The latest version of Raytheon’s AIM-120 Advanced Medium Range Air-to-Air Missile is approaching the “threshold” range required of the new and secretive AIM-260 Joint Advanced Tactical Missile, a company executive said Sept. 10, while suggesting the two weapons may form a high/low mix for future air combat.
John Norman, Raytheon vice president for requirements and capabilities for air and space systems, said the AMRAAM has evolved significantly over its 30-year life. Its range is now “beyond parity” with threat missiles and it will be “complementary” to the AIM-260 JATM built by Lockheed Martin. Norman was speaking on a call with reporters to discuss ways RTX, the parent company of Raytheon, can preserve the credibility of the F-22 now that there is uncertainty about the Next-Generation Air Dominance program.
“The range that we can get with AMRAAM is approaching that threshold capability that the Air Force would like to have with JATM when it’s fielded operationally,” Norman said.
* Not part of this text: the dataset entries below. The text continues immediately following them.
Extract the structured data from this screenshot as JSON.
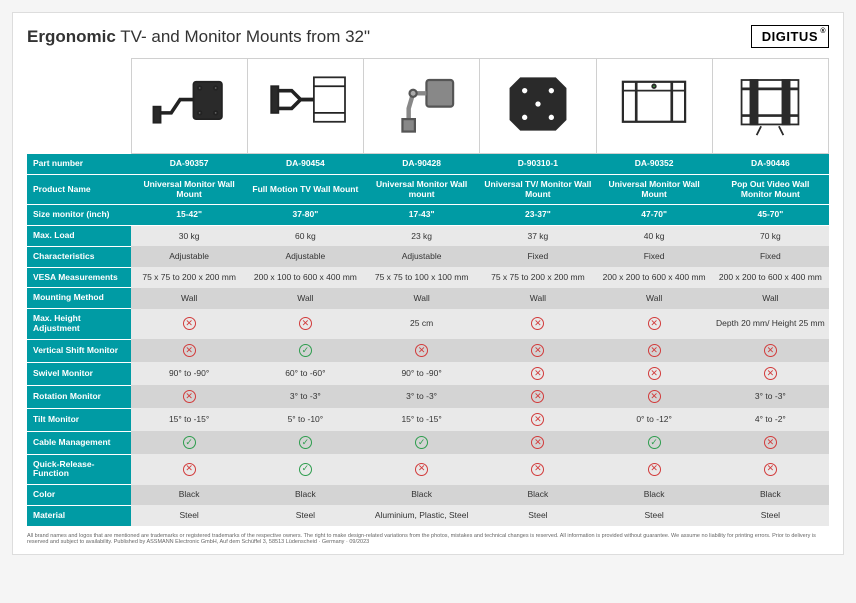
{
  "header": {
    "title_bold": "Ergonomic",
    "title_rest": " TV- and Monitor Mounts from 32\"",
    "brand": "DIGITUS"
  },
  "labels": {
    "part_number": "Part number",
    "product_name": "Product Name",
    "size_monitor": "Size monitor (inch)",
    "max_load": "Max. Load",
    "characteristics": "Characteristics",
    "vesa": "VESA Measurements",
    "mounting": "Mounting Method",
    "max_height": "Max. Height Adjustment",
    "vshift": "Vertical Shift Monitor",
    "swivel": "Swivel Monitor",
    "rotation": "Rotation Monitor",
    "tilt": "Tilt Monitor",
    "cable": "Cable Management",
    "quick": "Quick-Release-Function",
    "color": "Color",
    "material": "Material"
  },
  "products": [
    {
      "part": "DA-90357",
      "name": "Universal Monitor Wall Mount",
      "size": "15-42\"",
      "load": "30 kg",
      "char": "Adjustable",
      "vesa": "75 x 75 to 200 x 200 mm",
      "mount": "Wall",
      "maxh": "x",
      "vshift": "x",
      "swivel": "90° to -90°",
      "rotation": "x",
      "tilt": "15° to -15°",
      "cable": "c",
      "quick": "x",
      "color": "Black",
      "material": "Steel"
    },
    {
      "part": "DA-90454",
      "name": "Full Motion TV Wall Mount",
      "size": "37-80\"",
      "load": "60 kg",
      "char": "Adjustable",
      "vesa": "200 x 100 to 600 x 400 mm",
      "mount": "Wall",
      "maxh": "x",
      "vshift": "c",
      "swivel": "60° to -60°",
      "rotation": "3° to -3°",
      "tilt": "5° to -10°",
      "cable": "c",
      "quick": "c",
      "color": "Black",
      "material": "Steel"
    },
    {
      "part": "DA-90428",
      "name": "Universal Monitor Wall mount",
      "size": "17-43\"",
      "load": "23 kg",
      "char": "Adjustable",
      "vesa": "75 x 75 to 100 x 100 mm",
      "mount": "Wall",
      "maxh": "25 cm",
      "vshift": "x",
      "swivel": "90° to -90°",
      "rotation": "3° to -3°",
      "tilt": "15° to -15°",
      "cable": "c",
      "quick": "x",
      "color": "Black",
      "material": "Aluminium, Plastic, Steel"
    },
    {
      "part": "D-90310-1",
      "name": "Universal TV/ Monitor Wall Mount",
      "size": "23-37\"",
      "load": "37 kg",
      "char": "Fixed",
      "vesa": "75 x 75 to 200 x 200 mm",
      "mount": "Wall",
      "maxh": "x",
      "vshift": "x",
      "swivel": "x",
      "rotation": "x",
      "tilt": "x",
      "cable": "x",
      "quick": "x",
      "color": "Black",
      "material": "Steel"
    },
    {
      "part": "DA-90352",
      "name": "Universal Monitor Wall Mount",
      "size": "47-70\"",
      "load": "40 kg",
      "char": "Fixed",
      "vesa": "200 x 200 to 600 x 400 mm",
      "mount": "Wall",
      "maxh": "x",
      "vshift": "x",
      "swivel": "x",
      "rotation": "x",
      "tilt": "0° to -12°",
      "cable": "c",
      "quick": "x",
      "color": "Black",
      "material": "Steel"
    },
    {
      "part": "DA-90446",
      "name": "Pop Out Video Wall Monitor Mount",
      "size": "45-70\"",
      "load": "70 kg",
      "char": "Fixed",
      "vesa": "200 x 200 to 600 x 400 mm",
      "mount": "Wall",
      "maxh": "Depth 20 mm/ Height 25 mm",
      "vshift": "x",
      "swivel": "x",
      "rotation": "3° to -3°",
      "tilt": "4° to -2°",
      "cable": "x",
      "quick": "x",
      "color": "Black",
      "material": "Steel"
    }
  ],
  "footer": "All brand names and logos that are mentioned are trademarks or registered trademarks of the respective owners. The right to make design-related variations from the photos, mistakes and technical changes is reserved. All information is provided without guarantee. We assume no liability for printing errors. Prior to delivery is reserved and subject to availability. Published by ASSMANN Electronic GmbH, Auf dem Schüffel 3, 58513 Lüdenscheid · Germany · 09/2023"
}
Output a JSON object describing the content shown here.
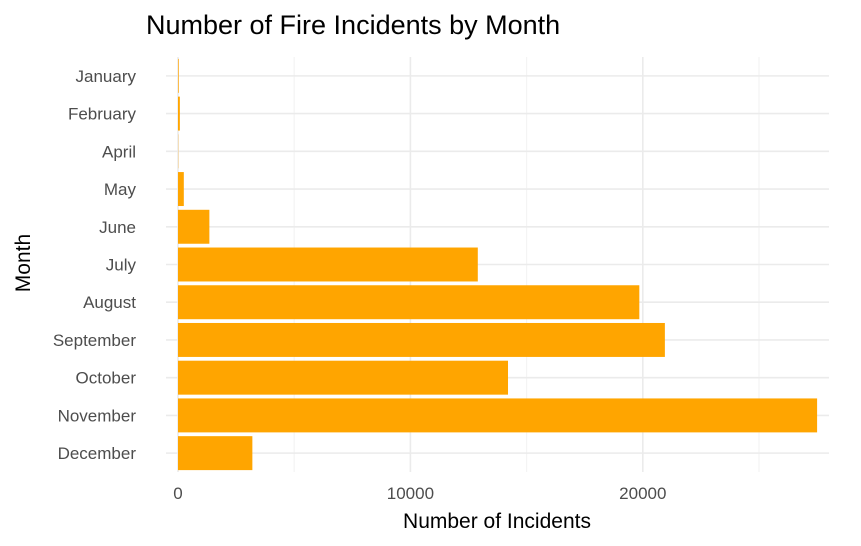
{
  "chart_data": {
    "type": "bar",
    "orientation": "horizontal",
    "title": "Number of Fire Incidents by Month",
    "xlabel": "Number of Incidents",
    "ylabel": "Month",
    "categories": [
      "January",
      "February",
      "April",
      "May",
      "June",
      "July",
      "August",
      "September",
      "October",
      "November",
      "December"
    ],
    "values": [
      30,
      80,
      10,
      250,
      1350,
      12900,
      19850,
      20950,
      14200,
      27500,
      3200
    ],
    "xlim": [
      -500,
      28600
    ],
    "xticks": [
      0,
      10000,
      20000
    ],
    "xtick_labels": [
      "0",
      "10000",
      "20000"
    ],
    "grid": true,
    "bar_color": "#FFA500"
  }
}
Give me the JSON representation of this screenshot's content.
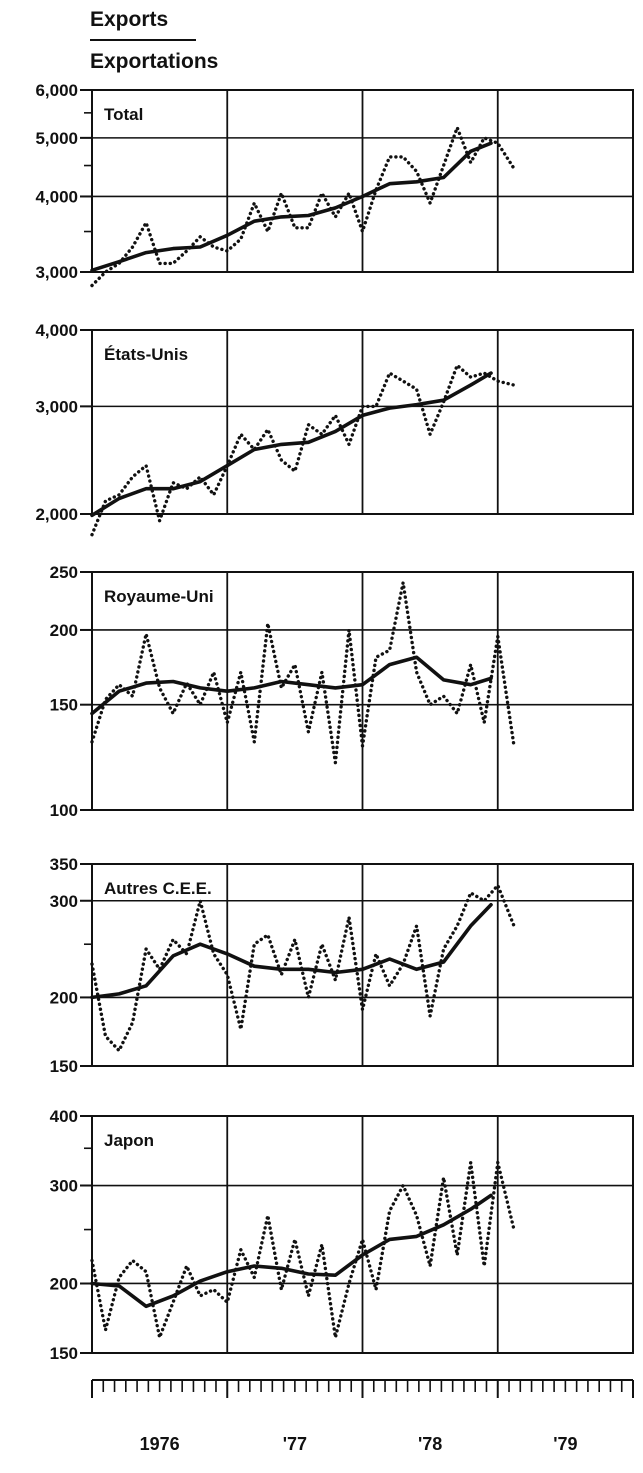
{
  "header": {
    "line1": "Exports",
    "line2": "Exportations"
  },
  "colors": {
    "ink": "#111111",
    "background": "#ffffff"
  },
  "x_axis": {
    "labels": [
      "1976",
      "'77",
      "'78",
      "'79"
    ],
    "range": [
      1976.0,
      1980.0
    ],
    "label_positions": [
      1976.5,
      1977.5,
      1978.5,
      1979.5
    ],
    "year_dividers": [
      1977.0,
      1978.0,
      1979.0
    ],
    "minor_ticks_per_year": 12
  },
  "chart_data": [
    {
      "type": "line",
      "title": "Total",
      "yscale": "log",
      "ylim": [
        3000,
        6000
      ],
      "yticks": [
        3000,
        4000,
        5000,
        6000
      ],
      "ytick_labels": [
        "3,000",
        "4,000",
        "5,000",
        "6,000"
      ],
      "yminor": [
        3500,
        4500,
        5500
      ],
      "ygrid": [
        4000,
        5000
      ],
      "grid": true,
      "series": [
        {
          "style": "dotted",
          "x": [
            1976.0,
            1976.1,
            1976.2,
            1976.3,
            1976.4,
            1976.5,
            1976.6,
            1976.7,
            1976.8,
            1976.9,
            1977.0,
            1977.1,
            1977.2,
            1977.3,
            1977.4,
            1977.5,
            1977.6,
            1977.7,
            1977.8,
            1977.9,
            1978.0,
            1978.1,
            1978.2,
            1978.3,
            1978.4,
            1978.5,
            1978.6,
            1978.7,
            1978.8,
            1978.9,
            1979.0,
            1979.12
          ],
          "values": [
            2850,
            3000,
            3100,
            3300,
            3620,
            3100,
            3100,
            3250,
            3430,
            3300,
            3250,
            3400,
            3900,
            3500,
            4050,
            3550,
            3550,
            4050,
            3700,
            4050,
            3500,
            4100,
            4650,
            4650,
            4400,
            3900,
            4500,
            5200,
            4550,
            5000,
            4900,
            4450
          ]
        },
        {
          "style": "solid",
          "x": [
            1976.0,
            1976.2,
            1976.4,
            1976.6,
            1976.8,
            1977.0,
            1977.2,
            1977.4,
            1977.6,
            1977.8,
            1978.0,
            1978.2,
            1978.4,
            1978.6,
            1978.8,
            1978.95
          ],
          "values": [
            3020,
            3120,
            3230,
            3280,
            3300,
            3450,
            3640,
            3700,
            3720,
            3830,
            4000,
            4200,
            4230,
            4300,
            4750,
            4900
          ]
        }
      ]
    },
    {
      "type": "line",
      "title": "États-Unis",
      "yscale": "log",
      "ylim": [
        2000,
        4000
      ],
      "yticks": [
        2000,
        3000,
        4000
      ],
      "ytick_labels": [
        "2,000",
        "3,000",
        "4,000"
      ],
      "yminor": [],
      "ygrid": [
        3000
      ],
      "grid": true,
      "series": [
        {
          "style": "dotted",
          "x": [
            1976.0,
            1976.1,
            1976.2,
            1976.3,
            1976.4,
            1976.5,
            1976.6,
            1976.7,
            1976.8,
            1976.9,
            1977.0,
            1977.1,
            1977.2,
            1977.3,
            1977.4,
            1977.5,
            1977.6,
            1977.7,
            1977.8,
            1977.9,
            1978.0,
            1978.1,
            1978.2,
            1978.3,
            1978.4,
            1978.5,
            1978.6,
            1978.7,
            1978.8,
            1978.9,
            1979.0,
            1979.12
          ],
          "values": [
            1850,
            2100,
            2150,
            2300,
            2400,
            1950,
            2250,
            2200,
            2300,
            2150,
            2400,
            2700,
            2550,
            2750,
            2450,
            2350,
            2800,
            2700,
            2900,
            2600,
            3000,
            3000,
            3400,
            3300,
            3200,
            2700,
            3050,
            3500,
            3350,
            3400,
            3300,
            3250
          ]
        },
        {
          "style": "solid",
          "x": [
            1976.0,
            1976.2,
            1976.4,
            1976.6,
            1976.8,
            1977.0,
            1977.2,
            1977.4,
            1977.6,
            1977.8,
            1978.0,
            1978.2,
            1978.4,
            1978.6,
            1978.8,
            1978.95
          ],
          "values": [
            1990,
            2120,
            2200,
            2200,
            2260,
            2400,
            2550,
            2600,
            2620,
            2730,
            2900,
            2980,
            3020,
            3070,
            3250,
            3400
          ]
        }
      ]
    },
    {
      "type": "line",
      "title": "Royaume-Uni",
      "yscale": "log",
      "ylim": [
        100,
        250
      ],
      "yticks": [
        100,
        150,
        200,
        250
      ],
      "ytick_labels": [
        "100",
        "150",
        "200",
        "250"
      ],
      "yminor": [],
      "ygrid": [
        150,
        200
      ],
      "grid": true,
      "series": [
        {
          "style": "dotted",
          "x": [
            1976.0,
            1976.1,
            1976.2,
            1976.3,
            1976.4,
            1976.5,
            1976.6,
            1976.7,
            1976.8,
            1976.9,
            1977.0,
            1977.1,
            1977.2,
            1977.3,
            1977.4,
            1977.5,
            1977.6,
            1977.7,
            1977.8,
            1977.9,
            1978.0,
            1978.1,
            1978.2,
            1978.3,
            1978.4,
            1978.5,
            1978.6,
            1978.7,
            1978.8,
            1978.9,
            1979.0,
            1979.12
          ],
          "values": [
            130,
            153,
            162,
            155,
            197,
            160,
            145,
            163,
            150,
            170,
            140,
            170,
            130,
            205,
            160,
            175,
            135,
            170,
            120,
            200,
            128,
            180,
            185,
            240,
            170,
            150,
            155,
            145,
            175,
            140,
            195,
            128
          ]
        },
        {
          "style": "solid",
          "x": [
            1976.0,
            1976.2,
            1976.4,
            1976.6,
            1976.8,
            1977.0,
            1977.2,
            1977.4,
            1977.6,
            1977.8,
            1978.0,
            1978.2,
            1978.4,
            1978.6,
            1978.8,
            1978.95
          ],
          "values": [
            145,
            158,
            163,
            164,
            160,
            158,
            160,
            164,
            162,
            160,
            162,
            175,
            180,
            165,
            162,
            166
          ]
        }
      ]
    },
    {
      "type": "line",
      "title": "Autres C.E.E.",
      "yscale": "log",
      "ylim": [
        150,
        350
      ],
      "yticks": [
        150,
        200,
        300,
        350
      ],
      "ytick_labels": [
        "150",
        "200",
        "300",
        "350"
      ],
      "yminor": [
        250
      ],
      "ygrid": [
        200,
        300
      ],
      "grid": true,
      "series": [
        {
          "style": "dotted",
          "x": [
            1976.0,
            1976.1,
            1976.2,
            1976.3,
            1976.4,
            1976.5,
            1976.6,
            1976.7,
            1976.8,
            1976.9,
            1977.0,
            1977.1,
            1977.2,
            1977.3,
            1977.4,
            1977.5,
            1977.6,
            1977.7,
            1977.8,
            1977.9,
            1978.0,
            1978.1,
            1978.2,
            1978.3,
            1978.4,
            1978.5,
            1978.6,
            1978.7,
            1978.8,
            1978.9,
            1979.0,
            1979.12
          ],
          "values": [
            230,
            170,
            160,
            180,
            245,
            225,
            255,
            240,
            300,
            240,
            220,
            175,
            250,
            260,
            220,
            255,
            200,
            250,
            215,
            280,
            190,
            240,
            210,
            230,
            270,
            185,
            245,
            270,
            310,
            300,
            320,
            270
          ]
        },
        {
          "style": "solid",
          "x": [
            1976.0,
            1976.2,
            1976.4,
            1976.6,
            1976.8,
            1977.0,
            1977.2,
            1977.4,
            1977.6,
            1977.8,
            1978.0,
            1978.2,
            1978.4,
            1978.6,
            1978.8,
            1978.95
          ],
          "values": [
            200,
            203,
            210,
            238,
            250,
            240,
            228,
            225,
            225,
            222,
            225,
            235,
            225,
            232,
            270,
            295
          ]
        }
      ]
    },
    {
      "type": "line",
      "title": "Japon",
      "yscale": "log",
      "ylim": [
        150,
        400
      ],
      "yticks": [
        150,
        200,
        300,
        400
      ],
      "ytick_labels": [
        "150",
        "200",
        "300",
        "400"
      ],
      "yminor": [
        250,
        350
      ],
      "ygrid": [
        200,
        300
      ],
      "grid": true,
      "series": [
        {
          "style": "dotted",
          "x": [
            1976.0,
            1976.1,
            1976.2,
            1976.3,
            1976.4,
            1976.5,
            1976.6,
            1976.7,
            1976.8,
            1976.9,
            1977.0,
            1977.1,
            1977.2,
            1977.3,
            1977.4,
            1977.5,
            1977.6,
            1977.7,
            1977.8,
            1977.9,
            1978.0,
            1978.1,
            1978.2,
            1978.3,
            1978.4,
            1978.5,
            1978.6,
            1978.7,
            1978.8,
            1978.9,
            1979.0,
            1979.12
          ],
          "values": [
            220,
            165,
            205,
            220,
            210,
            160,
            185,
            215,
            190,
            195,
            185,
            230,
            205,
            265,
            195,
            240,
            190,
            235,
            160,
            200,
            240,
            195,
            270,
            300,
            265,
            215,
            310,
            225,
            330,
            215,
            330,
            250
          ]
        },
        {
          "style": "solid",
          "x": [
            1976.0,
            1976.2,
            1976.4,
            1976.6,
            1976.8,
            1977.0,
            1977.2,
            1977.4,
            1977.6,
            1977.8,
            1978.0,
            1978.2,
            1978.4,
            1978.6,
            1978.8,
            1978.95
          ],
          "values": [
            200,
            198,
            182,
            190,
            202,
            210,
            215,
            213,
            208,
            207,
            225,
            240,
            243,
            255,
            272,
            288
          ]
        }
      ]
    }
  ]
}
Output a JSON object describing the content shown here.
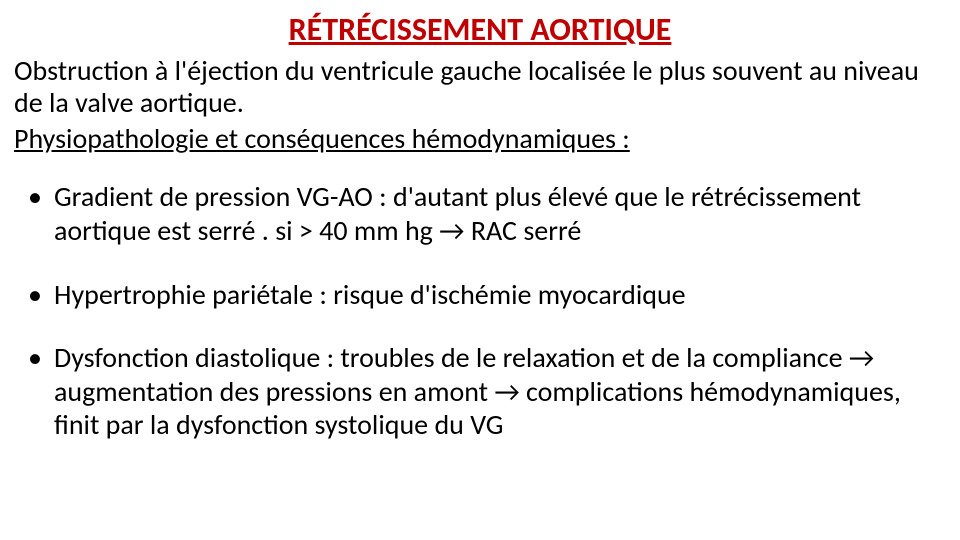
{
  "title": "RÉTRÉCISSEMENT AORTIQUE",
  "intro": "Obstruction à l'éjection du ventricule gauche localisée le plus souvent au niveau de la valve aortique.",
  "subheading": "Physiopathologie et conséquences hémodynamiques :",
  "bullets": [
    "Gradient de pression VG-AO : d'autant plus élevé que le rétrécissement aortique est serré . si > 40 mm hg → RAC serré",
    "Hypertrophie pariétale : risque d'ischémie myocardique",
    "Dysfonction diastolique : troubles de le relaxation et de la compliance → augmentation des pressions en amont → complications hémodynamiques, finit par la dysfonction systolique du VG"
  ],
  "colors": {
    "title": "#c00000",
    "text": "#000000",
    "background": "#ffffff"
  },
  "typography": {
    "title_fontsize": 32,
    "body_fontsize": 28,
    "font_family": "Calibri"
  }
}
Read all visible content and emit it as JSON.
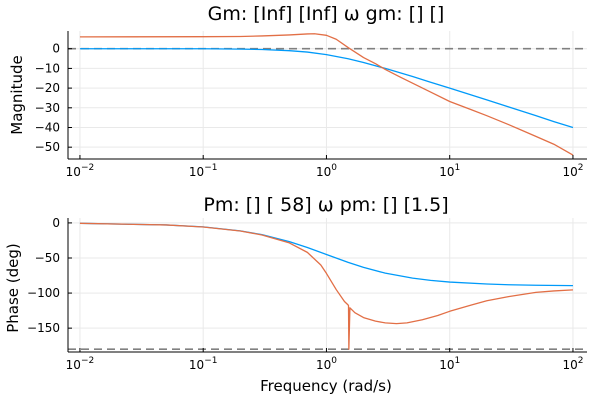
{
  "chart_data": [
    {
      "type": "line",
      "title": "Gm: [Inf] [Inf]  ω gm: [] []",
      "xlabel": "",
      "ylabel": "Magnitude",
      "xscale": "log",
      "xlim": [
        0.008,
        130
      ],
      "ylim": [
        -56,
        9
      ],
      "x_ticks": [
        {
          "value": 0.01,
          "base": "10",
          "exp": "−2"
        },
        {
          "value": 0.1,
          "base": "10",
          "exp": "−1"
        },
        {
          "value": 1,
          "base": "10",
          "exp": "0"
        },
        {
          "value": 10,
          "base": "10",
          "exp": "1"
        },
        {
          "value": 100,
          "base": "10",
          "exp": "2"
        }
      ],
      "y_ticks": [
        {
          "value": 0,
          "label": "0"
        },
        {
          "value": -10,
          "label": "−10"
        },
        {
          "value": -20,
          "label": "−20"
        },
        {
          "value": -30,
          "label": "−30"
        },
        {
          "value": -40,
          "label": "−40"
        },
        {
          "value": -50,
          "label": "−50"
        }
      ],
      "grid": true,
      "legend": "none",
      "series": [
        {
          "color": "#009af9",
          "x": [
            0.01,
            0.1,
            0.2,
            0.3,
            0.5,
            0.7,
            1.0,
            1.5,
            2.0,
            3.0,
            5.0,
            7.0,
            10,
            20,
            30,
            50,
            70,
            100
          ],
          "y": [
            0.0,
            0.0,
            -0.2,
            -0.4,
            -1.0,
            -1.7,
            -3.0,
            -5.1,
            -7.0,
            -10.0,
            -14.1,
            -17.0,
            -20.0,
            -26.0,
            -29.5,
            -34.0,
            -37.0,
            -40.0
          ]
        },
        {
          "color": "#e26f46",
          "x": [
            0.01,
            0.1,
            0.2,
            0.3,
            0.5,
            0.7,
            0.8,
            1.0,
            1.2,
            1.5,
            2.0,
            2.5,
            3.0,
            4.0,
            5.0,
            7.0,
            10,
            15,
            20,
            30,
            50,
            70,
            100
          ],
          "y": [
            6.0,
            6.1,
            6.2,
            6.5,
            7.0,
            7.5,
            7.6,
            6.8,
            4.8,
            0.6,
            -4.5,
            -7.6,
            -10.5,
            -14.5,
            -17.5,
            -22.0,
            -26.8,
            -31.0,
            -34.0,
            -38.5,
            -44.5,
            -48.5,
            -54.0
          ]
        }
      ],
      "reference_lines": [
        {
          "y": 0,
          "style": "dashed",
          "color": "#808080"
        }
      ]
    },
    {
      "type": "line",
      "title": "Pm: [] [ 58]  ω pm: [] [1.5]",
      "xlabel": "Frequency (rad/s)",
      "ylabel": "Phase (deg)",
      "xscale": "log",
      "xlim": [
        0.008,
        130
      ],
      "ylim": [
        -184,
        7
      ],
      "x_ticks": [
        {
          "value": 0.01,
          "base": "10",
          "exp": "−2"
        },
        {
          "value": 0.1,
          "base": "10",
          "exp": "−1"
        },
        {
          "value": 1,
          "base": "10",
          "exp": "0"
        },
        {
          "value": 10,
          "base": "10",
          "exp": "1"
        },
        {
          "value": 100,
          "base": "10",
          "exp": "2"
        }
      ],
      "y_ticks": [
        {
          "value": 0,
          "label": "0"
        },
        {
          "value": -50,
          "label": "−50"
        },
        {
          "value": -100,
          "label": "−100"
        },
        {
          "value": -150,
          "label": "−150"
        }
      ],
      "grid": true,
      "legend": "none",
      "series": [
        {
          "color": "#009af9",
          "x": [
            0.01,
            0.05,
            0.1,
            0.2,
            0.3,
            0.5,
            0.7,
            1.0,
            1.5,
            2.0,
            3.0,
            5.0,
            7.0,
            10,
            20,
            30,
            50,
            100
          ],
          "y": [
            -0.6,
            -2.9,
            -5.7,
            -11.3,
            -16.7,
            -26.6,
            -35.0,
            -45.0,
            -56.3,
            -63.4,
            -71.6,
            -78.7,
            -81.9,
            -84.3,
            -87.1,
            -88.1,
            -88.9,
            -89.4
          ]
        },
        {
          "color": "#e26f46",
          "x": [
            0.01,
            0.05,
            0.1,
            0.2,
            0.3,
            0.5,
            0.7,
            0.9,
            1.0,
            1.2,
            1.4,
            1.5,
            1.51,
            1.52,
            1.55,
            1.7,
            2.0,
            2.5,
            3.0,
            3.7,
            4.5,
            6.0,
            8.0,
            10,
            15,
            20,
            30,
            50,
            70,
            100
          ],
          "y": [
            -0.6,
            -2.9,
            -5.8,
            -11.5,
            -17.2,
            -28.5,
            -42.0,
            -60.0,
            -72.0,
            -95.0,
            -112.0,
            -117.0,
            -118.0,
            -180.0,
            -121.0,
            -128.0,
            -135.0,
            -140.0,
            -142.5,
            -143.5,
            -142.5,
            -138.0,
            -132.0,
            -126.0,
            -117.0,
            -111.0,
            -105.0,
            -99.0,
            -97.0,
            -95.5
          ]
        }
      ],
      "reference_lines": [
        {
          "y": -180,
          "style": "dashed",
          "color": "#808080"
        }
      ]
    }
  ]
}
Norman would not discuss specific range performance of the AMRAAM or JATM, but industry sources have suggested the latest versions of AMRAAM can successfully intercept targets at 100 miles, while JATM is intended for targets well beyond 120 miles.
The JATM—built by Lockheed Martin and about which the Air Force has said relatively little—will provide “exquisite capability for the U.S. Air Force warfighters and the Navy warfighters,” Norman said.
JATM will “address the advanced threat, all the countermeasures, the electronic countermeasures that the threats will employ against us. It has exquisite capability against that,” added Norman. Meanwhile, the latest AMRAAM has shown “phenomenal performance” in all those measures during testing with the Air Force.
“Look at AMRAAM as your capacity weapon. … It’s the affordable” weapon, said Norman. JATM, on the other hand, will be the “kick-the-door-down, very expensive weapon.” AMRAAM will be the “capacity weapon, I think, for the foreseeable future,” he said.
Lockheed Martin deferred all inquiries about JATM to the Air Force.
Norman said he believes the the two weapons are “complementary” in the Air Force’s operational assessments of the future.
The latest AMRAAM D3 is the result of collaborative modeling and simulation with the Air Force to address gaps in addressing the threat, Norman said. The service has shared the latest classified threat data with the company and it has recommended ways to close those gaps with weapons either in hand or in development.
Without getting into performance specifics, “what I can tell you is that for what we’re seeing out of the threat analysis today, we have capability with the AMRAAM today with the D3 that counters that threat,” he said.
One improvement is extended range and time of flight. “It’s almost double in the range of what AMRAAM flew before,” Norman claimed.
“We didn’t change propulsion. We just changed the way it flies for long-range shots, so it has more kinetic energy when it hits the target at that range, and it’s able to fly that very effectively. … What that does is, it brings us back into parity [with] a lot of the capability of all the pacing threats worldwide. So it makes AMRAAM kind of ‘future-proof.’”
The missile also has “enhanced capability against all the advanced digital radio frequency modulation [DRFM] jamming techniques that the adversaries employ to try and counter our long-range air weapons, and it’s integrated on significantly more platforms…We’re on 14 different platforms across 43 countries.”
With new cards, the processing time of the D3 is four times faster than the previous iteration, Norman said.
One of the challenges Raytheon faces is getting combat pilots to understand the full capabilities of the new AIM-120, Norman claimed.
“We spend a lot of time out at the Air Force weapons school, with the Air Warfare Center and with the squadrons, with the 85th Test and Evaluation Squadron, the 422 Test and Evaluation Squadron … so that the fighter pilots truly understand, here’s what the missile is capable of, and here’s some different ways that you’re going to employ it in the future,” he said.
The AMRAAM can also be fired from the ground, using the NASAMS (National Advanced Surface-to-Air Missile System), which means countries can employ it as either an air-to-air or air-to-ground weapon.
Many countries are donating older AMRAAMs to Ukraine to use in its NASAMS, Norman said, with some of the missiles dating back 30 years.
“They’re still having an effective rate of over 95 percent. And that’s just wild,” he said.
The future of the missile is just as bright, with increased demand and ramped-up production.
“Historically, we produce anywhere between 450 to 650 AMRAAMs a year across all these lots, and I think you’ve seen over the last few lots, the demand has increased up to 1,200,” Norman said. The company is involved in talks with the Air Force and the State Department about whether the weapon could be produced in another country—Japan is a leading candidate—but Norman said demand would have to reach 2,000 per year to make such a plan feasible.
From an industry perspective, Raytheon and “all of our suppliers, we need to see a consistent demand so that it’s there’s value in that investment. It’s not an easy process to stand up a new production. I think we’re exploring all opportunities,” Norman said.
He said he expected the Lot 38 buy of AMRAAM to be finalized this week.